我想分享我对这个问题的解决方案并寻求反馈:

import pandas as pd
import re
import os.path
import csv
import logging
import sys


def convert_dump_to_intermediate_csv(dump_filename, csv_header, csv_out_put_file, delete_csv_file_after_read=True):
    """
    :param dump_filename: five an mysql export dump (mysqldump...syntax)
    :param csv_header: the very first line in the csv file which should appear, give a string separated by coma
    :param csv_out_put_file: the name of the csv file
    :param delete_csv_file_after_read: if you set this to False, no new records will be written as the file exists.
    :return: returns a pandas dataframe for further analysis.
    """
    with open(dump_filename, 'r') as f:
        for line in f:
            pre_compiled_all_values_per_line = re.compile('(?:INSERT\sINTO\s\S[a-z\S]+\sVALUES\s+)(?P<values>.*)(?=\;)')
            result = pre_compiled_all_values_per_line.finditer(line)
            for element in result:
                values_only = element.groups('values')[0]
                value_compile = re.compile('\(.*?\)')
                all_identified = value_compile.finditer(values_only)
                for single_values in all_identified:
                    string_to_split = single_values.group(0)[1:-1]
                    string_array = string_to_split.split(",")

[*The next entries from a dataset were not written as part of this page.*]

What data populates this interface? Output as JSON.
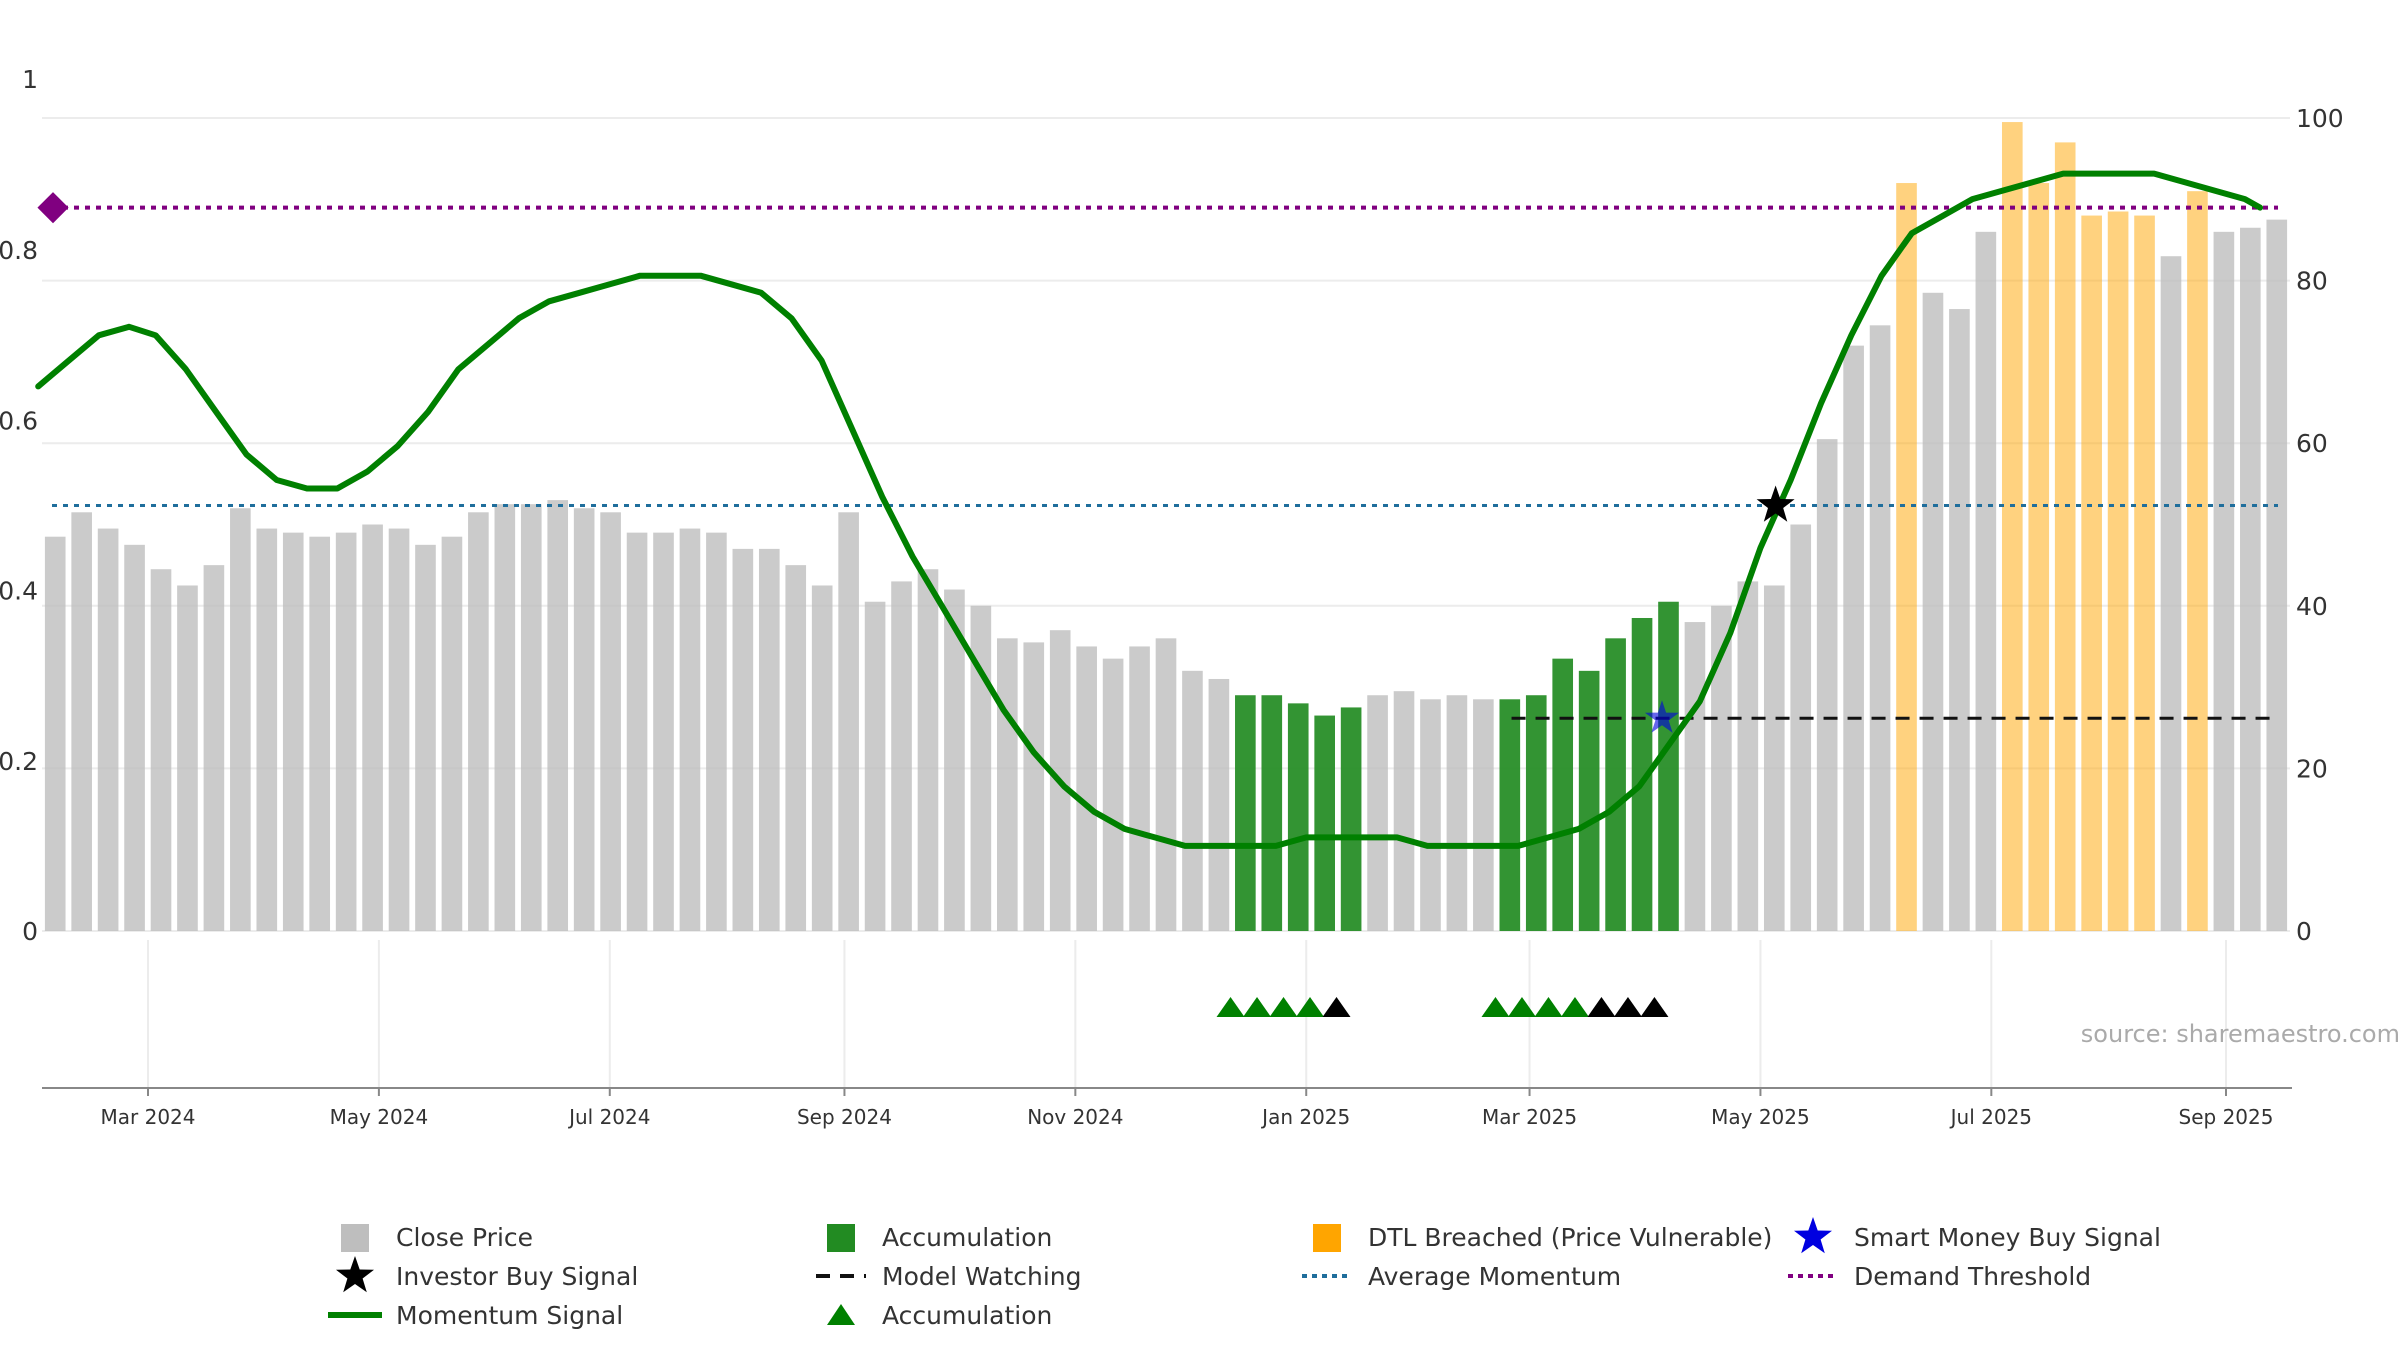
{
  "chart_data": {
    "type": "bar",
    "title": "",
    "xlabel": "",
    "ylabel_left": "",
    "ylabel_right": "",
    "source": "source: sharemaestro.com",
    "left_axis": {
      "range": [
        0,
        1.0
      ],
      "ticks": [
        "0",
        "0.2",
        "0.4",
        "0.6",
        "0.8",
        "1"
      ]
    },
    "right_axis": {
      "range": [
        0,
        100
      ],
      "ticks": [
        "0",
        "20",
        "40",
        "60",
        "80",
        "100"
      ]
    },
    "x_ticks": [
      "Mar 2024",
      "May 2024",
      "Jul 2024",
      "Sep 2024",
      "Nov 2024",
      "Jan 2025",
      "Mar 2025",
      "May 2025",
      "Jul 2025",
      "Sep 2025"
    ],
    "grid": true,
    "legend_position": "bottom",
    "colors": {
      "close_price": "#bebebe",
      "accumulation": "#228b22",
      "dtl_breached": "#ffa500",
      "momentum": "#008000",
      "average_momentum": "#1f6e9c",
      "demand_threshold": "#800080",
      "smart_money": "#0000e0",
      "investor_buy": "#000000"
    },
    "bars": {
      "close_price": [
        48.5,
        51.5,
        49.5,
        47.5,
        44.5,
        42.5,
        45,
        52,
        49.5,
        49,
        48.5,
        49,
        50,
        49.5,
        47.5,
        48.5,
        51.5,
        52.5,
        52.5,
        53,
        52,
        51.5,
        49,
        49,
        49.5,
        49,
        47,
        47,
        45,
        42.5,
        51.5,
        40.5,
        43,
        44.5,
        42,
        40,
        36,
        35.5,
        37,
        35,
        33.5,
        35,
        36,
        32,
        31,
        29,
        29,
        28,
        26.5,
        27.5,
        29,
        29.5,
        28.5,
        29,
        28.5,
        28.5,
        29,
        33.5,
        32,
        36,
        38.5,
        40.5,
        38,
        40,
        43,
        42.5,
        50,
        60.5,
        72,
        74.5,
        92,
        78.5,
        76.5,
        86,
        99.5,
        92,
        97,
        88,
        88.5,
        88,
        83,
        91,
        86,
        86.5,
        87.5
      ],
      "bar_kind": [
        "gray",
        "gray",
        "gray",
        "gray",
        "gray",
        "gray",
        "gray",
        "gray",
        "gray",
        "gray",
        "gray",
        "gray",
        "gray",
        "gray",
        "gray",
        "gray",
        "gray",
        "gray",
        "gray",
        "gray",
        "gray",
        "gray",
        "gray",
        "gray",
        "gray",
        "gray",
        "gray",
        "gray",
        "gray",
        "gray",
        "gray",
        "gray",
        "gray",
        "gray",
        "gray",
        "gray",
        "gray",
        "gray",
        "gray",
        "gray",
        "gray",
        "gray",
        "gray",
        "gray",
        "gray",
        "green",
        "green",
        "green",
        "green",
        "green",
        "gray",
        "gray",
        "gray",
        "gray",
        "gray",
        "green",
        "green",
        "green",
        "green",
        "green",
        "green",
        "green",
        "gray",
        "gray",
        "gray",
        "gray",
        "gray",
        "gray",
        "gray",
        "gray",
        "orange",
        "gray",
        "gray",
        "gray",
        "orange",
        "orange",
        "orange",
        "orange",
        "orange",
        "orange",
        "gray",
        "orange",
        "gray",
        "gray",
        "gray"
      ]
    },
    "momentum": {
      "dates": [
        "2024-02-01",
        "2024-02-09",
        "2024-02-17",
        "2024-02-25",
        "2024-03-03",
        "2024-03-11",
        "2024-03-19",
        "2024-03-27",
        "2024-04-04",
        "2024-04-12",
        "2024-04-20",
        "2024-04-28",
        "2024-05-06",
        "2024-05-14",
        "2024-05-22",
        "2024-05-30",
        "2024-06-07",
        "2024-06-15",
        "2024-06-23",
        "2024-07-01",
        "2024-07-09",
        "2024-07-17",
        "2024-07-25",
        "2024-08-02",
        "2024-08-10",
        "2024-08-18",
        "2024-08-26",
        "2024-09-03",
        "2024-09-11",
        "2024-09-19",
        "2024-09-27",
        "2024-10-05",
        "2024-10-13",
        "2024-10-21",
        "2024-10-29",
        "2024-11-06",
        "2024-11-14",
        "2024-11-22",
        "2024-11-30",
        "2024-12-08",
        "2024-12-16",
        "2024-12-24",
        "2025-01-01",
        "2025-01-09",
        "2025-01-17",
        "2025-01-25",
        "2025-02-02",
        "2025-02-10",
        "2025-02-18",
        "2025-02-26",
        "2025-03-06",
        "2025-03-14",
        "2025-03-22",
        "2025-03-30",
        "2025-04-07",
        "2025-04-15",
        "2025-04-23",
        "2025-05-01",
        "2025-05-09",
        "2025-05-17",
        "2025-05-25",
        "2025-06-02",
        "2025-06-10",
        "2025-06-18",
        "2025-06-26",
        "2025-07-04",
        "2025-07-12",
        "2025-07-20",
        "2025-07-28",
        "2025-08-05",
        "2025-08-13",
        "2025-08-21",
        "2025-08-29",
        "2025-09-06",
        "2025-09-10"
      ],
      "values": [
        0.64,
        0.67,
        0.7,
        0.71,
        0.7,
        0.66,
        0.61,
        0.56,
        0.53,
        0.52,
        0.52,
        0.54,
        0.57,
        0.61,
        0.66,
        0.69,
        0.72,
        0.74,
        0.75,
        0.76,
        0.77,
        0.77,
        0.77,
        0.76,
        0.75,
        0.72,
        0.67,
        0.59,
        0.51,
        0.44,
        0.38,
        0.32,
        0.26,
        0.21,
        0.17,
        0.14,
        0.12,
        0.11,
        0.1,
        0.1,
        0.1,
        0.1,
        0.11,
        0.11,
        0.11,
        0.11,
        0.1,
        0.1,
        0.1,
        0.1,
        0.11,
        0.12,
        0.14,
        0.17,
        0.22,
        0.27,
        0.35,
        0.45,
        0.53,
        0.62,
        0.7,
        0.77,
        0.82,
        0.84,
        0.86,
        0.87,
        0.88,
        0.89,
        0.89,
        0.89,
        0.89,
        0.88,
        0.87,
        0.86,
        0.85
      ]
    },
    "average_momentum": 0.5,
    "demand_threshold": 0.85,
    "model_watching_level": 0.25,
    "model_watching_start": "2025-03-01",
    "investor_buy_signal": {
      "date": "2025-05-05",
      "value": 0.5
    },
    "smart_money_buy_signal": {
      "date": "2025-04-05",
      "value": 0.25
    },
    "accumulation_markers": {
      "green": [
        "2024-12-12",
        "2024-12-19",
        "2024-12-26",
        "2025-01-02",
        "2025-02-20",
        "2025-02-27",
        "2025-03-06",
        "2025-03-13"
      ],
      "black": [
        "2025-01-09",
        "2025-03-20",
        "2025-03-27",
        "2025-04-03"
      ]
    },
    "legend": [
      {
        "key": "close",
        "label": "Close Price"
      },
      {
        "key": "accum_bar",
        "label": "Accumulation"
      },
      {
        "key": "dtl",
        "label": "DTL Breached (Price Vulnerable)"
      },
      {
        "key": "smart",
        "label": "Smart Money Buy Signal"
      },
      {
        "key": "investor",
        "label": "Investor Buy Signal"
      },
      {
        "key": "watch",
        "label": "Model Watching"
      },
      {
        "key": "avg",
        "label": "Average Momentum"
      },
      {
        "key": "demand",
        "label": "Demand Threshold"
      },
      {
        "key": "momentum",
        "label": "Momentum Signal"
      },
      {
        "key": "accum_tri",
        "label": "Accumulation"
      }
    ]
  }
}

                    if not os.path.exists(csv_out_put_file):
                        with open(csv_out_put_file, 'w', newline='') as file:
                            writer = csv.writer(file)
                            writer.writerow(csv_header.split(","))
                            writer.writerow(string_array)
                    else:
                        with open(csv_out_put_file, 'a', newline='') as file:
                            writer = csv.writer(file)
                            writer.writerow(string_array)
    df = pd.read_csv(csv_out_put_file)
    if delete_csv_file_after_read:
        os.remove(csv_out_put_file)
    return df


if __name__ == "__main__":
    log_name = 'test.log'
    LOGGER = logging.getLogger(log_name)
    LOGGER.setLevel(logging.DEBUG)
    LOGGER.addHandler(logging.NullHandler())
    FORMATTER = logging.Formatter(
        fmt='%(asctime)s %(levelname)-8s %(message)s',
        datefmt='%Y-%m-%d %H:%M:%S')
    SCREEN_HANDLER = logging.StreamHandler(stream=sys.stdout)
    SCREEN_HANDLER.setFormatter(FORMATTER)
    LOGGER.addHandler(SCREEN_HANDLER)

    dump_filename = 'test_sql.sql'
    header_of_csv_file = "A,B,C,D,E,F,G,H,I" # i did not identify the columns in the table definition...
    csv_output_file = 'test.csv'
    pandas_df = convert_dump_to_intermediate_csv(dump_filename, header_of_csv_file, csv_output_file, delete_csv_file_after_read=False)
    LOGGER.debug(pandas_df)

Of course, logger part can be removed.... EDIT: Did not see that this topic is that old. I am sorry for this.

当然,记录器部分可以删除.... 编辑:没有看到这个话题是那么老。我很抱歉。